[BUG][helm chart of opensearch] init container for fsgroup-volume requires root

[patrickdung]

Describe the bug
A clear and concise description of what the bug is.

The helm chart requires root, after the helm chart is deployed:

      initContainers:
      - args:
        - chown -R 1000:1000 /usr/share/opensearch/data
        command:
        - sh
        - -c
        image: busybox:latest
        imagePullPolicy: IfNotPresent
        name: fsgroup-volume
        resources: {}
        securityContext:
          runAsUser: 0
        terminationMessagePath: /dev/termination-log
        terminationMessagePolicy: File
        volumeMounts:
        - mountPath: /usr/share/opensearch/data
          name: opensearch-cluster-master

runAsUser: 0 is in securityContext.
This cause problem with some kubernetes environment which does not allow to run as root.
Like OpenShift platform. On openshift, the workaronud could be:
oc adm policy add-scc-to-user privileged -z default
But it requires cluster admin level privilege and may not be possible to run it as tenants.

To Reproduce
Steps to reproduce the behavior:
Deploy the default helm chart.

Expected behavior
Provide a method for users that cannot run the initcontainer as root (user 0).

Chart Name
Specify the Chart which is affected?
opensearch-2.15.0

Screenshots
If applicable, add screenshots to help explain your problem.

Similar to level=error msg="container_linux.go:367: starting container process caused: exec: \"./opensearch-docker-entrypoint.sh\": stat ./opensearch-docker-entrypoint.sh: permission denied"
opensearch-project/opensearch-devops#97

Host/Environment (please complete the following information):

• Helm Version: v3.13.0
• Kubernetes Version: k3s 1.27.6

Additional context
Add any other context about the problem here.
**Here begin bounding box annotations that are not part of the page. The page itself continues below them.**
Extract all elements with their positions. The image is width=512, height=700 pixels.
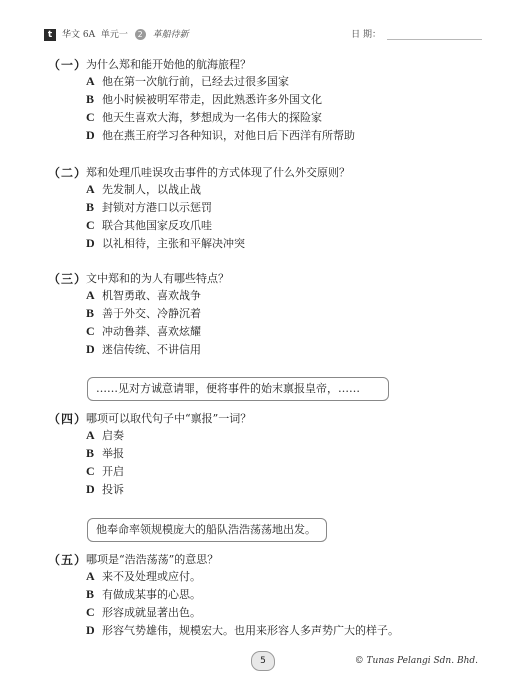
option-text: 他小时候被明军带走，因此熟悉许多外国文化 (102, 93, 322, 106)
book-title: 华文 6A (62, 30, 95, 40)
option-c[interactable]: C联合其他国家反攻爪哇 (86, 217, 212, 234)
book-info: 华文 6A 单元一 2 革船待新 (62, 28, 189, 42)
date-blank-line[interactable] (387, 39, 482, 40)
topic-title: 革船待新 (153, 30, 189, 40)
option-letter: D (86, 235, 102, 252)
option-letter: B (86, 305, 102, 322)
option-b[interactable]: B封锁对方港口以示惩罚 (86, 199, 212, 216)
option-text: 启奏 (102, 429, 124, 442)
quote-box-1: ……见对方诚意请罪，便将事件的始末禀报皇帝，…… (87, 377, 389, 401)
question-text: 郑和处理爪哇误攻击事件的方式体现了什么外交原则？ (86, 164, 350, 180)
option-letter: B (86, 199, 102, 216)
question-number: （四） (48, 410, 87, 427)
option-text: 善于外交、冷静沉着 (102, 307, 201, 320)
question-text: 哪项可以取代句子中“禀报”一词？ (86, 410, 251, 426)
option-text: 他在第一次航行前，已经去过很多国家 (102, 75, 289, 88)
option-d[interactable]: D投诉 (86, 481, 124, 498)
option-letter: C (86, 604, 102, 621)
option-b[interactable]: B他小时候被明军带走，因此熟悉许多外国文化 (86, 91, 322, 108)
option-letter: A (86, 427, 102, 444)
option-letter: A (86, 568, 102, 585)
option-text: 冲动鲁莽、喜欢炫耀 (102, 325, 201, 338)
option-a[interactable]: A先发制人，以战止战 (86, 181, 201, 198)
option-letter: B (86, 586, 102, 603)
option-a[interactable]: A他在第一次航行前，已经去过很多国家 (86, 73, 289, 90)
option-d[interactable]: D以礼相待，主张和平解决冲突 (86, 235, 245, 252)
option-text: 封锁对方港口以示惩罚 (102, 201, 212, 214)
date-label: 日 期： (351, 30, 381, 40)
option-text: 来不及处理或应付。 (102, 570, 201, 583)
option-text: 迷信传统、不讲信用 (102, 343, 201, 356)
option-text: 有做成某事的心思。 (102, 588, 201, 601)
option-b[interactable]: B善于外交、冷静沉着 (86, 305, 201, 322)
publisher-logo-icon: t (44, 29, 56, 41)
page-header: t 华文 6A 单元一 2 革船待新 日 期： (44, 28, 482, 44)
option-letter: D (86, 481, 102, 498)
option-d[interactable]: D他在燕王府学习各种知识，对他日后下西洋有所帮助 (86, 127, 355, 144)
option-c[interactable]: C冲动鲁莽、喜欢炫耀 (86, 323, 201, 340)
option-c[interactable]: C他天生喜欢大海，梦想成为一名伟大的探险家 (86, 109, 322, 126)
option-c[interactable]: C开启 (86, 463, 124, 480)
option-text: 机智勇敢、喜欢战争 (102, 289, 201, 302)
option-letter: A (86, 181, 102, 198)
option-letter: D (86, 341, 102, 358)
copyright-text: © Tunas Pelangi Sdn. Bhd. (355, 656, 478, 666)
page-number-cloud: 5 (251, 651, 275, 671)
option-letter: D (86, 622, 102, 639)
question-text: 哪项是“浩浩荡荡”的意思？ (86, 551, 218, 567)
option-d[interactable]: D形容气势雄伟，规模宏大。也用来形容人多声势广大的样子。 (86, 622, 399, 639)
option-a[interactable]: A来不及处理或应付。 (86, 568, 201, 585)
question-number: （二） (48, 164, 87, 181)
unit-number-badge: 2 (135, 29, 146, 40)
option-letter: C (86, 463, 102, 480)
date-field: 日 期： (351, 28, 482, 42)
option-text: 他在燕王府学习各种知识，对他日后下西洋有所帮助 (102, 129, 355, 142)
option-text: 联合其他国家反攻爪哇 (102, 219, 212, 232)
option-d[interactable]: D迷信传统、不讲信用 (86, 341, 201, 358)
option-letter: D (86, 127, 102, 144)
option-text: 形容气势雄伟，规模宏大。也用来形容人多声势广大的样子。 (102, 624, 399, 637)
unit-label: 单元一 (101, 30, 128, 40)
option-letter: A (86, 287, 102, 304)
question-text: 文中郑和的为人有哪些特点？ (86, 270, 229, 286)
option-text: 开启 (102, 465, 124, 478)
option-letter: C (86, 217, 102, 234)
option-text: 以礼相待，主张和平解决冲突 (102, 237, 245, 250)
option-text: 他天生喜欢大海，梦想成为一名伟大的探险家 (102, 111, 322, 124)
option-a[interactable]: A启奏 (86, 427, 124, 444)
question-text: 为什么郑和能开始他的航海旅程？ (86, 56, 251, 72)
option-letter: C (86, 109, 102, 126)
option-text: 先发制人，以战止战 (102, 183, 201, 196)
option-b[interactable]: B举报 (86, 445, 124, 462)
question-number: （三） (48, 270, 87, 287)
option-c[interactable]: C形容成就显著出色。 (86, 604, 201, 621)
option-text: 举报 (102, 447, 124, 460)
option-letter: B (86, 91, 102, 108)
option-letter: C (86, 323, 102, 340)
question-number: （五） (48, 551, 87, 568)
option-letter: A (86, 73, 102, 90)
option-b[interactable]: B有做成某事的心思。 (86, 586, 201, 603)
option-letter: B (86, 445, 102, 462)
question-number: （一） (48, 56, 87, 73)
option-text: 投诉 (102, 483, 124, 496)
option-text: 形容成就显著出色。 (102, 606, 201, 619)
option-a[interactable]: A机智勇敢、喜欢战争 (86, 287, 201, 304)
quote-box-2: 他奉命率领规模庞大的船队浩浩荡荡地出发。 (87, 518, 327, 542)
https://forum.opensearch.org/t/opensearch-failing-on-openshift-environment/13052/3
#384
opensearch-project/opensearch-build#3625

[felix185]

is there a workaround for k8s, too?
On the cluster I am working with there are policies that containers are not allowed to run with root users. Another policy is existing which forbids containers to be run as privileged.

[patrickdung]

On a newer version of the helm chart (e.g. 2.21)

The default value should be like

podSecurityContext:
  fsGroup: 1000
  runAsUser: 1000

securityContext:
  capabilities:
    drop:
      - ALL
  # readOnlyRootFilesystem: true
  runAsNonRoot: true
  runAsUser: 1000

I think this should make the Opensearch helm chart to be able to run as non-root by default.
I had already installed it on a K3S, it should run as non-root.

For Openshift, I think the users need to update the UID to the values that their namespace should use.